I would like to address some of the points you brought to the table.
Regarding point #1, you can greatly improve on information accuracy in several ways. GPT's hallucinations to either diminish or stop altogether when you embed a database into it, and ask it to read from the database.
Here's how it works: suppose you would like to know more about the Official Microsoft Windows 11 API, and GPT is making up information. Bad bot!
What you do is, either you fine-tune it to give the required responses (i.e, you condition it to give the right answers by showing it examples on how it should respond, and then training it), and/or you can simply tell GPT, "here, read this documentation and tell me what it is about in your own words."
Fine-tuning is more reliable, but embedding documentation into it is more versatile. With ChatGPT, one way to make it read documentation is to simply copy and paste the documentation you want and ask it to learn it.
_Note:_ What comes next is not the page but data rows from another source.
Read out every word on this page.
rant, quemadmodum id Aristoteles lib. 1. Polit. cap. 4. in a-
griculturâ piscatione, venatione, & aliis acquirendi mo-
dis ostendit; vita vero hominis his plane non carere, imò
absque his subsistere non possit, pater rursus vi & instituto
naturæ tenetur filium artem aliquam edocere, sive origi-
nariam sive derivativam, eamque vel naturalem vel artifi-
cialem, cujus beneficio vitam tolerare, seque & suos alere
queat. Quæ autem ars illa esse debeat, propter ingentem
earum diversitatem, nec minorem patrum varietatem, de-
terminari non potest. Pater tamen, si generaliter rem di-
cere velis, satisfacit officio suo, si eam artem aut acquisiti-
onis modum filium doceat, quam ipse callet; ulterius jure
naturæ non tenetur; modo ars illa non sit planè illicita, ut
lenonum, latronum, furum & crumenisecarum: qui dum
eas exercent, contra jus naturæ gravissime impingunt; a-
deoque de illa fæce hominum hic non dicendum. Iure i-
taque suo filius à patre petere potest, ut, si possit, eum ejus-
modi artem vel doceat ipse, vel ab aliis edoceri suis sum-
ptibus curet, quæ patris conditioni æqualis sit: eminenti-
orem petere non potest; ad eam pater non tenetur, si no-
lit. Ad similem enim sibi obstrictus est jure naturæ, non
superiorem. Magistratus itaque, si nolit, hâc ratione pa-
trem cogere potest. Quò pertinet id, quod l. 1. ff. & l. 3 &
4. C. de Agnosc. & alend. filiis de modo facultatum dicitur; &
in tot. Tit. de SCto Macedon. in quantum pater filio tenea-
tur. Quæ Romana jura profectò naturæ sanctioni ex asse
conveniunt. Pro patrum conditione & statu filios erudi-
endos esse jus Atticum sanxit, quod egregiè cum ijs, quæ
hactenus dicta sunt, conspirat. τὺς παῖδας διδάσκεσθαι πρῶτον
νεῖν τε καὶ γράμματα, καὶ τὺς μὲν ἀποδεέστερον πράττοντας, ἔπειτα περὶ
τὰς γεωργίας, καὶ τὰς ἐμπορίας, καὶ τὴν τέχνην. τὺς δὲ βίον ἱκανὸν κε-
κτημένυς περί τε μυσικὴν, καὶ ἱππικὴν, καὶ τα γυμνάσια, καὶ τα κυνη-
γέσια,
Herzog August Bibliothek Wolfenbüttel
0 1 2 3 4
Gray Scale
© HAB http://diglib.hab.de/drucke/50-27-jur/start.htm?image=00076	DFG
Of course, that only lasts for a short while, so instead, you can use the API to force GPT to read from any documentation you want if you need a more permanent and reliable solution.
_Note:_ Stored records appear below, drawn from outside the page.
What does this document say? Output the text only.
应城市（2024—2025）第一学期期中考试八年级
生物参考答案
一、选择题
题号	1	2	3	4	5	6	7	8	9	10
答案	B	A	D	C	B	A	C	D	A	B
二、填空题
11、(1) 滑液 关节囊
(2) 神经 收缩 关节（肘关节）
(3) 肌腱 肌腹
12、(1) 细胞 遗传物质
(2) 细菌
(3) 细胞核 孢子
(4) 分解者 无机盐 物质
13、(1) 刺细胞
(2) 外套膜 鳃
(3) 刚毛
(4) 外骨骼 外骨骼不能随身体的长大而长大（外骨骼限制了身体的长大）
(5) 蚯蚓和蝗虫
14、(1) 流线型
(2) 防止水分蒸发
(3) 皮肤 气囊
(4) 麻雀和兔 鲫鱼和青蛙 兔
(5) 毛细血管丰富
Of course, in this case, you will pay per token. But the cost tends to be small, especially with the dumber AIs (there are several AI variants, some smarter than others).
I mostly also covered point #2, but I would like to add that ChatGPT does have special training. However, it is fine-tuned to interact to you in a conversation, which GPT (the default IA that you use with the API) is not. No, you CANNOT fine-tune ChatGPT, but you can definitely fine-tune GPT.
Regarding point #3, if you use the API, there's a setting called "temperature". The closer it is to zero, the more predictable ChatGPT will respond, tending to give the same responses every time.
If after setting the temperature to zero you STILL find that it's not complying, you can simply integrate it with the information you want, and either copy and paste the information and/or ask GPT to paraphrase it – whatever works for you.